Il filo nascosto. PTA torna sul grande schermo mettendo in scena un dramma paranoico con un Daniel Day-Lewis immenso.Il Filo Nascosto

Un sodalizio a dir poco magico, Paul Thomas Anderson e Daniel Day-Lewis a dipingere l’ennesimo capolavoro della loro carriera. “Il filo nascosto” è l’ottava meraviglia di PTA, bimbo prodigio già dai tempi di “Sydney”. Con Lewis aveva già accarezzato il sogno della statuetta d’oro ai tempi de “Il petroliere”: ma questa volta Anderson potrebbe sbalordire tutti la notte del 4 Marzo 2018.

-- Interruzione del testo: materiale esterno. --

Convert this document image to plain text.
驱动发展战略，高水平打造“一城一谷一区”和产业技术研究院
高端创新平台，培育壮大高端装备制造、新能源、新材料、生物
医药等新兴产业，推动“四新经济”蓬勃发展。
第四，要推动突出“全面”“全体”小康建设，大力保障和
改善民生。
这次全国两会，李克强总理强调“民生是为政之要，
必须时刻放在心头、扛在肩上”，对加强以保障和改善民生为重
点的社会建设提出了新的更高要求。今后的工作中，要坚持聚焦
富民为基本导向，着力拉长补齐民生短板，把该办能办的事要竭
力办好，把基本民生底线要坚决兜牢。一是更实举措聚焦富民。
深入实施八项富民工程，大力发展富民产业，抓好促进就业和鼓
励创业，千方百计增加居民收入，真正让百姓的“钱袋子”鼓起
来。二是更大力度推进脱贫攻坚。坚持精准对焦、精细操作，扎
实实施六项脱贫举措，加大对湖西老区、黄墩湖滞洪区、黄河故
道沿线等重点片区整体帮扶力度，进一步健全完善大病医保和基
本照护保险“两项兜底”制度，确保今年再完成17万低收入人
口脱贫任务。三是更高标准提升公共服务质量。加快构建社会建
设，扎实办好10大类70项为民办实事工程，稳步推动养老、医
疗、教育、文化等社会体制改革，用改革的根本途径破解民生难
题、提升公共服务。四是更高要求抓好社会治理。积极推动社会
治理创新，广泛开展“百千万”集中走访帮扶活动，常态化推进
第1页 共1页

La mediocrità è per i perdenti

Reynolds Woodcock è la moda londinese. Ma non quella che ci capita di vedere nelle più comuni riviste. Woodcock è precisione, perfezione e paranoia. Tre “P” che accompagnano le creazioni di un sarto simbolo di Londra e della sua lussuosa nobiltà. Woodcock non ama le sorprese, la sua giornata è perfettamente organizzata in tutte le sue fasi. Un rumore sbagliato durante la colazione potrebbe rovinare la sua giornata creativa e condizionare il buon confezionamento di un abito.

Il Filo Nascosto

Per questo non esita a silurare qualunque persona che intorno a lui possa minacciare il suo folle estro. D’altronde se sei il migliore non puoi certo circondarti di mediocrità o di distrazioni. Daniel Day-Lewis ne “Il filo nascosto” presta il suo volto per vestire l’abito di uno dei personaggi più emblematici della cinematografia di Anderson. Ma il labile equilibrio di Woodcock non è eterno…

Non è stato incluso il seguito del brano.